No, Joe, it was a republic not a democracy, and per the Latin words "res publica" rather than a Latin borrowing at any time of the concept or the actual word "demos" from the Greek, it was called that for a reason.

Update: Costello doubles down with a Fourth of July piece, one that references an Australian journalist here in the States, who in turn cites the book "Roman Republics." 

The thesis of the book is that there was no single Roman Republic. I have ZERO problem with that idea, and kind of indicated that same idea in my original writing here, with the two Wiki links. John Ruehl's building on that? The last of the five "plebian revolts" occurred only halfway through the history of Republican Rome, so he's writing off half of it to prove a point, and he also ignores that the tribal assemblies were "cracked and packed."

And? Still doesn't prove that a republic is a democracy, Joe. Here in the US, Corey Robin — and other US political scientists — talk about a series of American political systems, with us, per Robin, stuck on a not-fully resolved Sixth System right now. 

And? While that idea, or similar ones from other people, show that the US hasn't had a "single" republic itself, none of that proves the US is or was a democracy, either.

Update: Joe apparently doesn't think the murder of either of the Gracchus brothers was political violence, as he claims that started with Sulla, which was nearly 50 years after Tiberius Gracchus became tribune. For more, see this piece on Wiki, which includes the idea of five different republics, not a bad place to start thought, at least.

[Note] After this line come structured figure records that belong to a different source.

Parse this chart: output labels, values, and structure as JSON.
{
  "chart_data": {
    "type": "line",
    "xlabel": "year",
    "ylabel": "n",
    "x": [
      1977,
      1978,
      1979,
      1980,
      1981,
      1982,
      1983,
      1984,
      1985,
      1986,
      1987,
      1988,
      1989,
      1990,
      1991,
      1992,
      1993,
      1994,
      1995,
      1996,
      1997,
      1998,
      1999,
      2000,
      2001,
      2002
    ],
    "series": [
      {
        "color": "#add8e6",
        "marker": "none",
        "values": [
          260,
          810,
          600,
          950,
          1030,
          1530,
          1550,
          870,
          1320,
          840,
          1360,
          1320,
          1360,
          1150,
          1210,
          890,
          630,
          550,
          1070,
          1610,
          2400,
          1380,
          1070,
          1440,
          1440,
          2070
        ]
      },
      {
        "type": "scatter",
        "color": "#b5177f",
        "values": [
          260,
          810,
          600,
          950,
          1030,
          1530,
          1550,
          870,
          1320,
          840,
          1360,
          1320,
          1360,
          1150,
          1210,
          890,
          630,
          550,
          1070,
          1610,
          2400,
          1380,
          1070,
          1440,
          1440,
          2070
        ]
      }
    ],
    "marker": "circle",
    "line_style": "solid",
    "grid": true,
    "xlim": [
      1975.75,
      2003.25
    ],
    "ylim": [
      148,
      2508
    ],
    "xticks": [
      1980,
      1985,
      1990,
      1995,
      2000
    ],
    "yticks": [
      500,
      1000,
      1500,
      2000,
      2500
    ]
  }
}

You're losing me more and more, Joe. 

June 30, 2025

Ten Commandments in Texas schools — poorly focused first lawsuit

Yes, it's nice that interfaith leaders have sued the state.

And, their personal concerns about the state teaching their kids morality are noted.

But, as a real get-on-and-ride vehicle? 

This ain't it.

Nowhere, from what I can tell from the Trib story, do they raise the REAL issue:

WHOSE Ten Commandments?

Setting aside the definitely different Jewish and Samaritan versions, are we talking

The Catholic / Anglican-Episcopalian / Orthodox / (and some other Christians) version?

The Lutheran version?

The Calvinist / Anabapist version?

This is like trying to shove coerced school prayer into Texas and dueling between a "Jesus, we just want to ..." Baptist prayer and a Catholic asking everybody to pray the rosary.

I didn't need Wiki to tell me any of this, but if you do (and we know the Lege does) here you go.